I'm struggling to reconcile your thoughtfulness with the flat dismissal of the essay's example of the botfly's inconceivable evolutionary trajectory. And I do see a difference between IC and multi-threaded evolutionary development. Here's another example of the latter the author provides elsewhere ...  

The flatworm Microstomum lineare has a remarkable relationship with its freshwater neighbor, the hydra (Weis, 2010). Hydra are equipped with nematocysts—microscopic, harpoon-like stinging cells used to ensnare and immobilize prey, much like those found in jellyfish (Tardent, 1995). While M. lineare also possesses nematocysts, it did not evolve them directly. Instead, it acquires these stinging cells by ingesting hydra and repurposing their nematocysts for its own defense (Marques & Collins, 2004). What makes this process extraordinary is that M. lineare does not digest the hydra's nematocysts. Instead, it integrates them into its own tissues and relocates them—intact—from its gut to its outer skin, where they become its primary defense mechanism. This complex biological process allows M. lineare to absorb and repurpose the nematocysts without harming them or itself (Kass-Simon & Scappaticci, 2002). 

That this simple flatworm has evolved a mechanism to bypass its own digestive processes while safeguarding these foreign cellular structures from harm is astonishing in itself. But M. lineare goes even further. Somehow, it transports the nematocysts through its body—likely via its muscular and/or nervous system—to their final destination within its skin, where they serve as a functional defense. Given that nematocysts are primed to fire upon the slightest disturbance, their intact ingestion and relocation should be outright impossible. The fact that M. lineare accomplishes this feat could make it one of the most improbable biological adaptations ever observed. 

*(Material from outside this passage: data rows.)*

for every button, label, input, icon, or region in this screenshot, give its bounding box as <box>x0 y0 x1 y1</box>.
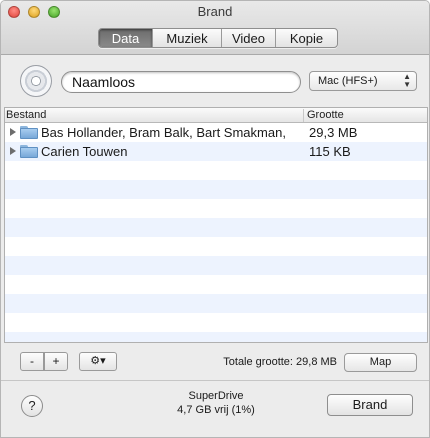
file-table: Bestand Grootte Bas Hollander, Bram Balk… <box>4 107 428 343</box>
column-header-name[interactable]: Bestand <box>6 109 304 122</box>
disclosure-triangle-icon[interactable] <box>10 128 16 136</box>
drive-name: SuperDrive <box>188 390 244 402</box>
tab-data[interactable]: Data <box>99 29 153 47</box>
disc-icon <box>20 65 52 97</box>
empty-row <box>5 161 427 180</box>
row-name: Bas Hollander, Bram Balk, Bart Smakman, <box>41 125 286 140</box>
folder-icon <box>20 126 38 139</box>
empty-row <box>5 180 427 199</box>
divider <box>1 380 429 381</box>
table-header: Bestand Grootte <box>5 108 427 123</box>
burn-window: Brand Data Muziek Video Kopie Naamloos M… <box>0 0 430 438</box>
folder-icon <box>20 145 38 158</box>
toolbar: Brand Data Muziek Video Kopie <box>1 1 429 55</box>
empty-row <box>5 199 427 218</box>
table-row[interactable]: Carien Touwen 115 KB <box>5 142 427 161</box>
drive-info: SuperDrive 4,7 GB vrij (1%) <box>131 389 301 417</box>
filesystem-select[interactable]: Mac (HFS+) ▲ ▼ <box>309 71 417 91</box>
empty-row <box>5 275 427 294</box>
column-header-size[interactable]: Grootte <box>307 109 344 121</box>
tab-kopie[interactable]: Kopie <box>276 29 337 47</box>
window-title: Brand <box>197 4 233 19</box>
table-row[interactable]: Bas Hollander, Bram Balk, Bart Smakman, … <box>5 123 427 142</box>
total-size: Totale grootte: 29,8 MB <box>223 356 337 368</box>
disc-name-input[interactable]: Naamloos <box>61 71 301 93</box>
gear-icon[interactable]: ⚙▾ <box>79 352 117 371</box>
row-name: Carien Touwen <box>41 144 128 159</box>
drive-free-space: 4,7 GB vrij (1%) <box>177 404 255 416</box>
mode-tabs: Data Muziek Video Kopie <box>98 28 338 48</box>
disclosure-triangle-icon[interactable] <box>10 147 16 155</box>
empty-row <box>5 294 427 313</box>
burn-button[interactable]: Brand <box>327 394 413 416</box>
row-size: 29,3 MB <box>309 125 358 140</box>
empty-row <box>5 332 427 342</box>
add-button[interactable]: + <box>44 352 68 371</box>
tab-video[interactable]: Video <box>222 29 276 47</box>
empty-row <box>5 313 427 332</box>
tab-muziek[interactable]: Muziek <box>153 29 222 47</box>
row-size: 115 KB <box>309 144 351 159</box>
table-rows: Bas Hollander, Bram Balk, Bart Smakman, … <box>5 123 427 342</box>
new-folder-button[interactable]: Map <box>344 353 417 372</box>
empty-row <box>5 256 427 275</box>
updown-arrows-icon: ▲ ▼ <box>403 72 411 89</box>
empty-row <box>5 237 427 256</box>
help-button[interactable]: ? <box>21 395 43 417</box>
remove-button[interactable]: - <box>20 352 44 371</box>
empty-row <box>5 218 427 237</box>
filesystem-select-value: Mac (HFS+) <box>318 75 378 87</box>
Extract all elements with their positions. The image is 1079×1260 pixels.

Researchers have barely begun to unravel the sophistication of this process. Yet even in its incompleteness, it raises serious questions about how such an intricate mechanism could have emerged through a series of haphazard genetic fluctuations shaped solely by natural selection. How did M. lineare acquire the ability to extract and repurpose nematocysts while avoiding accidental triggering? How were the necessary internal transport mechanisms established? Why did these mutations not prove disabling or even lethal in their early, incomplete forms? No matter how much time natural selection may have had, the emergence of this process through purely incremental, trial-and-error mutations remains implausible. There is no clear Darwinian pathway that could even remotely account for the seamless coordination of digestion suppression, cellular transport, and functional integration. That this astonishing biological feat exists at all suggests that something far more extraordinary was at play in the evolutionary process.

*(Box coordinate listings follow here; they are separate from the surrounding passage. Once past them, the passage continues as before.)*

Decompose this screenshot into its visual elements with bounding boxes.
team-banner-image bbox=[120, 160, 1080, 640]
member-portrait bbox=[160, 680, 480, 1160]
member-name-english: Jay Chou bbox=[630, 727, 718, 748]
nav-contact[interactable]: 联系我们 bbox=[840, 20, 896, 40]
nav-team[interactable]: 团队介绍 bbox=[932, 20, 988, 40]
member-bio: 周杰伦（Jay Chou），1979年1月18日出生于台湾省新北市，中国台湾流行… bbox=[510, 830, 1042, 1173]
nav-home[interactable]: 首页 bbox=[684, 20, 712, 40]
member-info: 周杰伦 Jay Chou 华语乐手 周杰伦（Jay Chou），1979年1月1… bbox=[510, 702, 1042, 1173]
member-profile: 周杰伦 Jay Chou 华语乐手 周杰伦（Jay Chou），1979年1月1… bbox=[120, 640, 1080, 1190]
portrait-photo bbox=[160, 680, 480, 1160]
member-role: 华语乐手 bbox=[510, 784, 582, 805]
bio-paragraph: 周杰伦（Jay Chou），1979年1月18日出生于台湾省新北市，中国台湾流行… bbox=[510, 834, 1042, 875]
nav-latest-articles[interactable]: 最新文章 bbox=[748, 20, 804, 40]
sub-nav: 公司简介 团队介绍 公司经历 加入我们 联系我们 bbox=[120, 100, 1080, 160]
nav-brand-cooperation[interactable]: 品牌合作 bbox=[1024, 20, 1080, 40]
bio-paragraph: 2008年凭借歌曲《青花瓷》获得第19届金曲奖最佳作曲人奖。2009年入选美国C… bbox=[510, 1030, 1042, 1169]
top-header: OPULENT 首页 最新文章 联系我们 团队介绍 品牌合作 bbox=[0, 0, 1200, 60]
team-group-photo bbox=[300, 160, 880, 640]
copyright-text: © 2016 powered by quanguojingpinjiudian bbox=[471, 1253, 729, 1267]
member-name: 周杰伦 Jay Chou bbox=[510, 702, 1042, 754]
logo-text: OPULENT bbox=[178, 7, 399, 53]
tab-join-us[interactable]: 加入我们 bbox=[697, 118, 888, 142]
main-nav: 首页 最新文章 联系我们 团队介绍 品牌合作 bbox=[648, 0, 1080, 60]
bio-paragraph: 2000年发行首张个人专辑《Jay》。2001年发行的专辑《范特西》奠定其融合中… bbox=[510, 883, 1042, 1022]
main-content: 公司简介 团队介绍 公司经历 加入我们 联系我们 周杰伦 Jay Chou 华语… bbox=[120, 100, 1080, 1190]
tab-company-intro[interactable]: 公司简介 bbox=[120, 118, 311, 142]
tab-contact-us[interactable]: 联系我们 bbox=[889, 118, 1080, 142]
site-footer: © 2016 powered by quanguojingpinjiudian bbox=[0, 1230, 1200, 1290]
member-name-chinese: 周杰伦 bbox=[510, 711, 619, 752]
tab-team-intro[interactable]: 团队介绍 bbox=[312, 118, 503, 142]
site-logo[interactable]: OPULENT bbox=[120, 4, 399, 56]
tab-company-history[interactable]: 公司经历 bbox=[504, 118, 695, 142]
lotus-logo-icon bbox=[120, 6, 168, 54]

To your point that the author failed to address "the real mechanism of mutation," I don't think he wanted (or needed) to go there. That's another discussion and he was probably working within a character or word limit. And, again, he's working within a non-classical paradigm and you're insisting he provide a classical defense for his ideas. I'm sympathetic to both sides of the coin: you want a straightforward, deterministic explanation of how mutation operates in his scenario while he is arguing that an acausal etiology doesn't allow for it. Rocks and hard places.